Jimmie Ward has quietly but steadily risen to be one of San Francisco’s top players on the back end of a stingy “D,” but Jaquiski Tartt and linebacker hybrid Marcell Harris, who combined to start 21 games in 2021, are both gone. Their successor, Talanoa Hufanga, a 2021 fifth-rounder, saw limited action as a rookie. The 49ers figure to rely even more on their defense to make another title push now that Trey Lance is taking over at QB, but they also already spent big at corner for Charvarius Ward.
Even though they traded for Matt Ryan, it’s pretty clear the Colts are built to win with their defense in 2022. And the one position that doesn’t have a bona fide stud is safety, after the D-line (DeForest Buckner), linebackers (Darius Leonard) and corners (Stephon Gilmore or Kenny Moore). Rodney McLeod is solid, if better suited as the No. 3, and he’s a rental anyway. Justin Blackmon, meanwhile, is promising but coming off a torn Achilles. As a bonus, Bates was born and raised in Indiana.
When can Bill Belichick ever be counted out when it comes to a big name on the block? Both Adrian Phillips and Kyle Dugger have done good things at the position for their solid defense, but mainstay Devin McCourty will be 35 this year, and top play-maker J.C. Jackson is gone after bolting for the Chargers in free agency. Bates would help offset the loss of a difference-maker and could conceivably play multiple roles for Belichick, who’s still riding an old-school defensive approach.
New GM Dave Ziegler has already proven he’s willing to go big or go home, so why not keep going? His safety room isn’t barren, with 2021 second-rounder Trevon Moehrig starting all 17 games as a rookie, but the hard-hitting Johnathan Abram may or may not be in their long-term plans after he had his fifth-year option declined. In the high-flying AFC West, proven secondary pieces are invaluable, and they have plenty of cash ($21.6M in remaining 2022 cap space) to pay Bates up front.
Dallas already has two of the NFL‘s top defensive play-makers in Micah Parsons and Trevon Diggs. Imagine if they use some of the $22.5M in remaining 2022 cap space to make Bates part of the equation. Jayron Kearse was a force in his 2021 breakout, but he’s logged just one full season as a starter in the NFL. Malik Hooker is just fine, too, but he’s yet to play a full season and isn’t breaking the bank after re-signing. Jerry Jones loves a good splash, and this one would help reinforce their defense’s title aspirations both in the short and long term.

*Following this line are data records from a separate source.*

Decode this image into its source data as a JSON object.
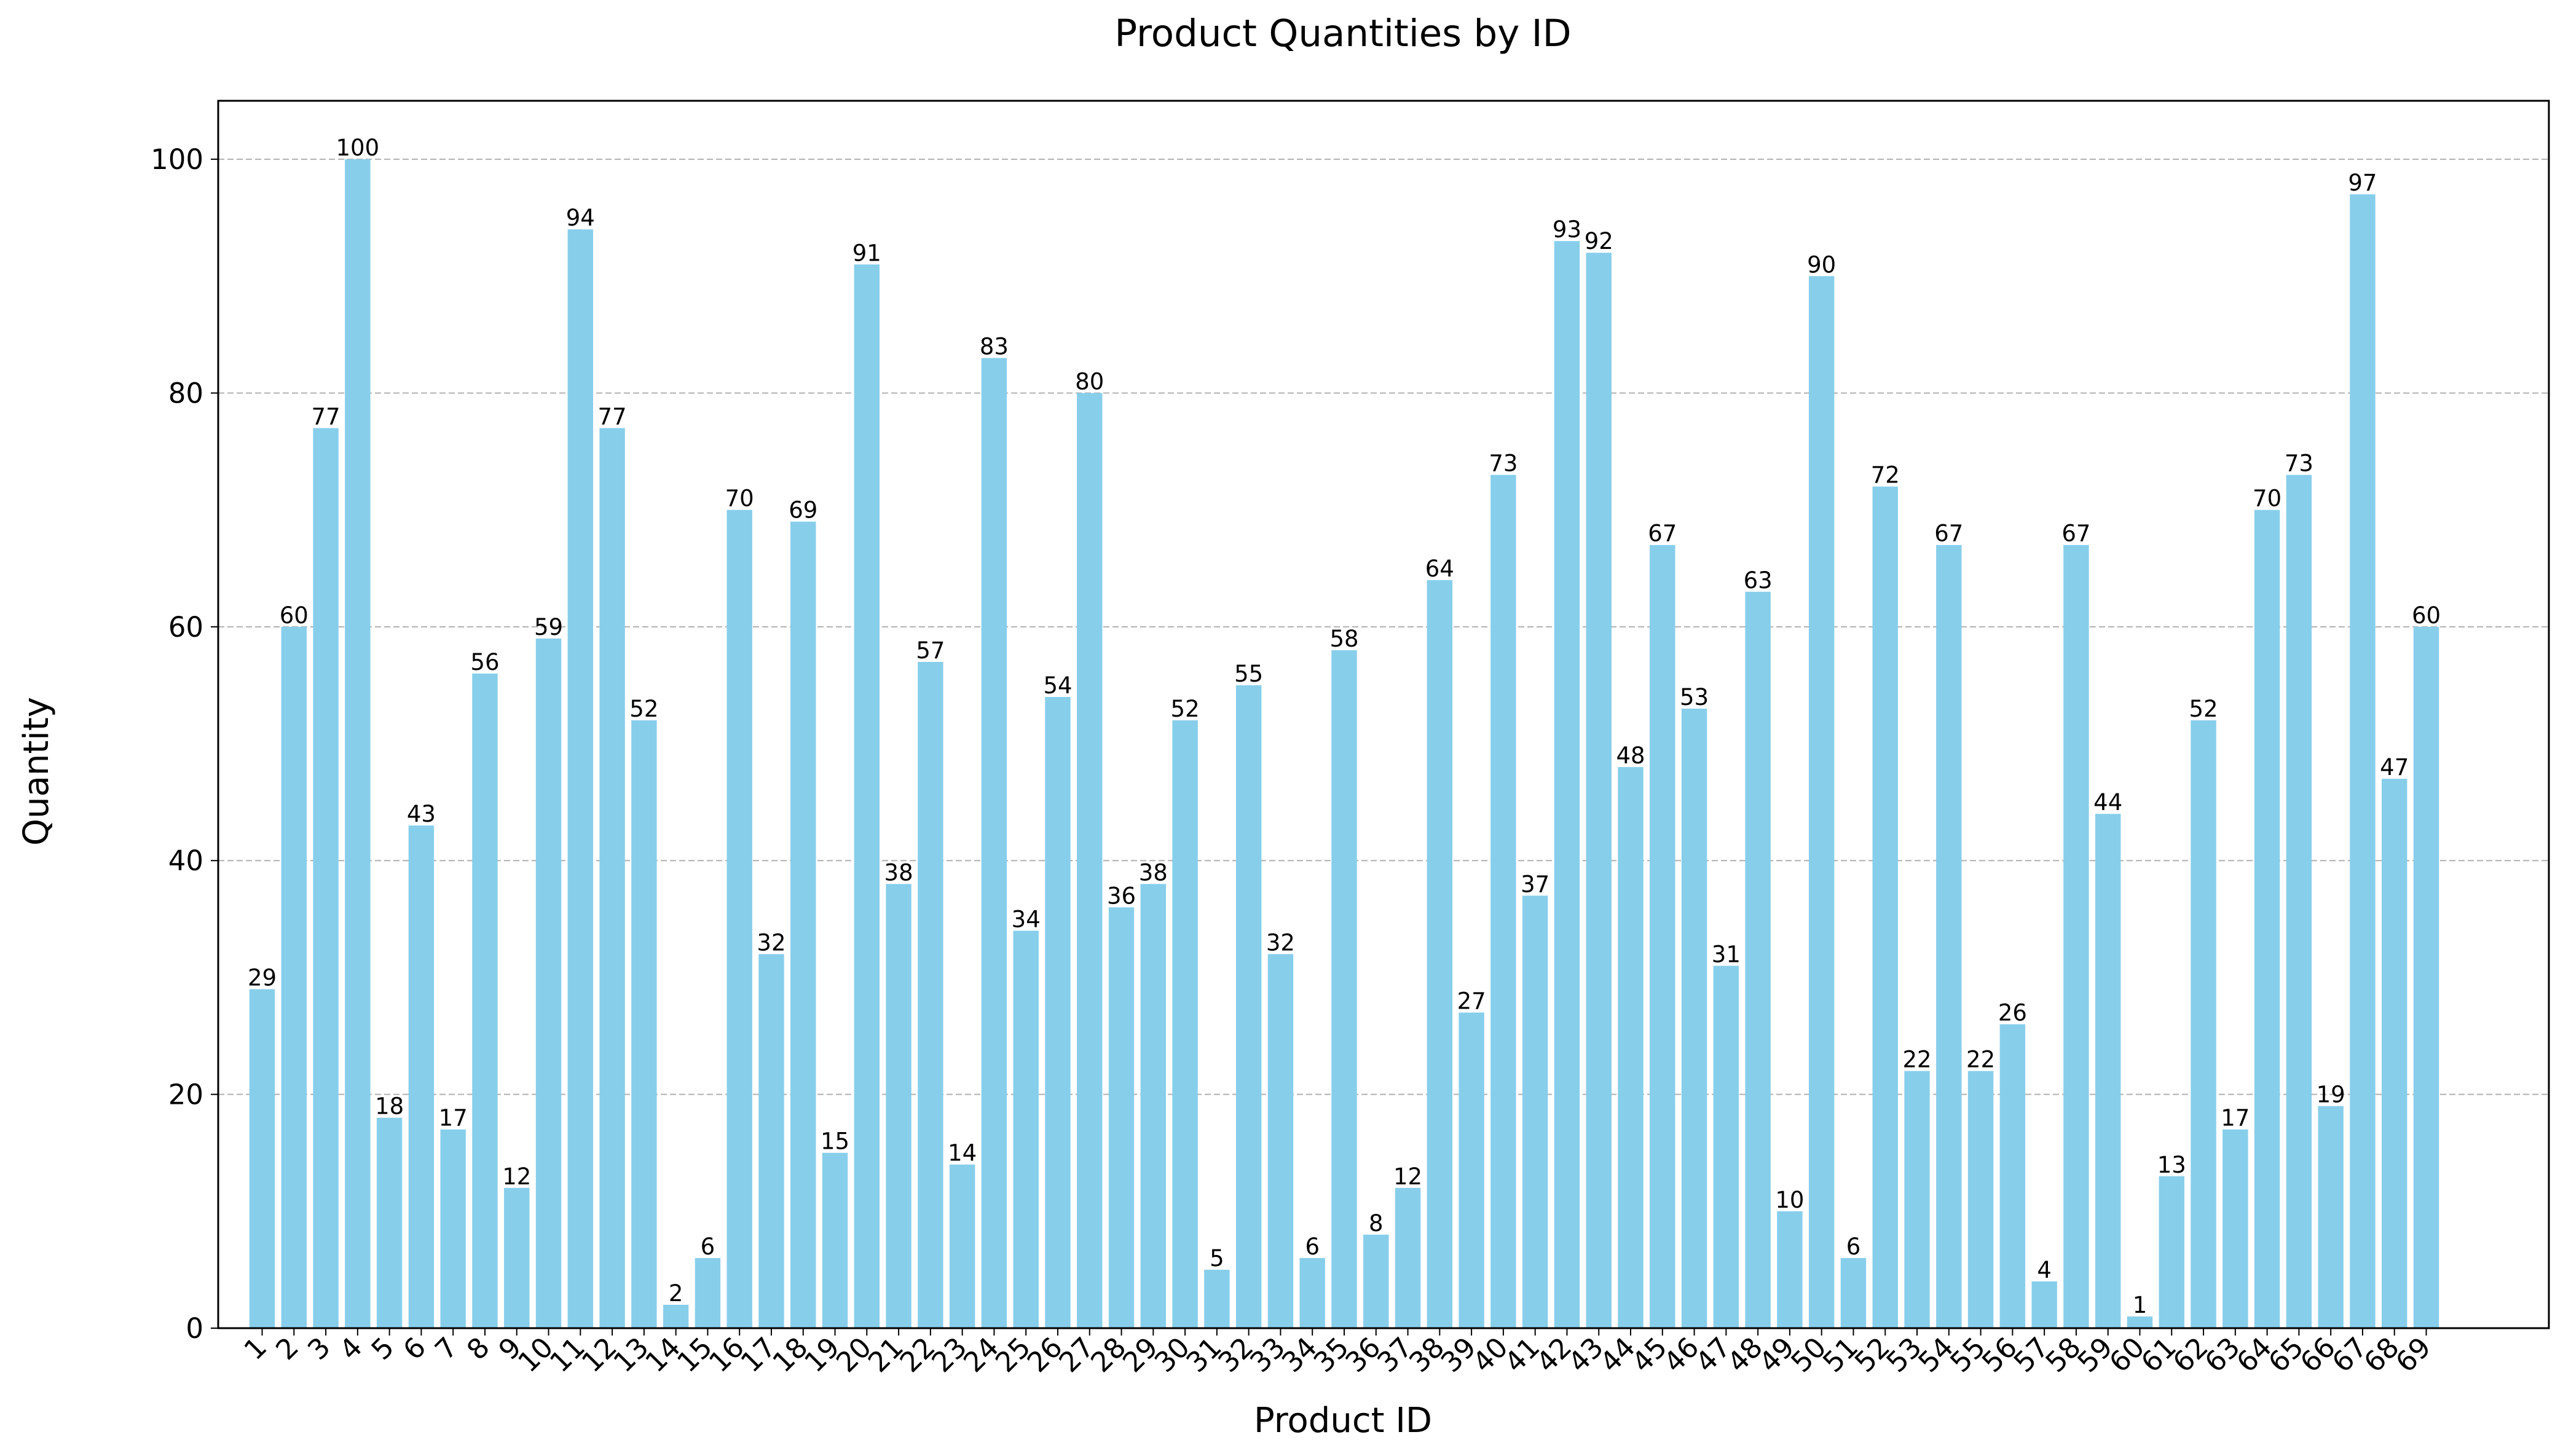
{
  "chart_data": {
    "type": "bar",
    "title": "Product Quantities by ID",
    "xlabel": "Product ID",
    "ylabel": "Quantity",
    "ylim": [
      0,
      105
    ],
    "yticks": [
      0,
      20,
      40,
      60,
      80,
      100
    ],
    "grid": "y-dashed",
    "bar_color": "#87CEEB",
    "categories": [
      "1",
      "2",
      "3",
      "4",
      "5",
      "6",
      "7",
      "8",
      "9",
      "10",
      "11",
      "12",
      "13",
      "14",
      "15",
      "16",
      "17",
      "18",
      "19",
      "20",
      "21",
      "22",
      "23",
      "24",
      "25",
      "26",
      "27",
      "28",
      "29",
      "30",
      "31",
      "32",
      "33",
      "34",
      "35",
      "36",
      "37",
      "38",
      "39",
      "40",
      "41",
      "42",
      "43",
      "44",
      "45",
      "46",
      "47",
      "48",
      "49",
      "50",
      "51",
      "52",
      "53",
      "54",
      "55",
      "56",
      "57",
      "58",
      "59",
      "60",
      "61",
      "62",
      "63",
      "64",
      "65",
      "66",
      "67",
      "68",
      "69"
    ],
    "values": [
      29,
      60,
      77,
      100,
      18,
      43,
      17,
      56,
      12,
      59,
      94,
      77,
      52,
      2,
      6,
      70,
      32,
      69,
      15,
      91,
      38,
      57,
      14,
      83,
      34,
      54,
      80,
      36,
      38,
      52,
      5,
      55,
      32,
      6,
      58,
      8,
      12,
      64,
      27,
      73,
      37,
      93,
      92,
      48,
      67,
      53,
      31,
      63,
      10,
      90,
      6,
      72,
      22,
      67,
      22,
      26,
      4,
      67,
      44,
      1,
      13,
      52,
      17,
      70,
      73,
      19,
      97,
      47,
      60
    ]
  }
}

If there’s one team that’s made a big move at pretty much every position of need this offseason, it’s the Eagles, who addressed holes at receiver (A.J. Brown), defensive tackle (Jordan Davis), pass rusher (Haason Reddick), linebacker (Kyzir White) and cornerback (James Bradberry). The last one left is safety, where Jaquiski Tartt has come aboard as camp competition but Anthony Harris and Marcus Epps are serving as placeholder starters. Trade-happy GM Howie Roseman has admittedly struggled to identify long-term answers at safety via the draft, and he practices and preaches the importance of patient roster-building. So Bates, who played on a Bengals team that employed current Eagles assistant head coach Jemal Singleton, represents the ideal solution for a quiet NFC East contender.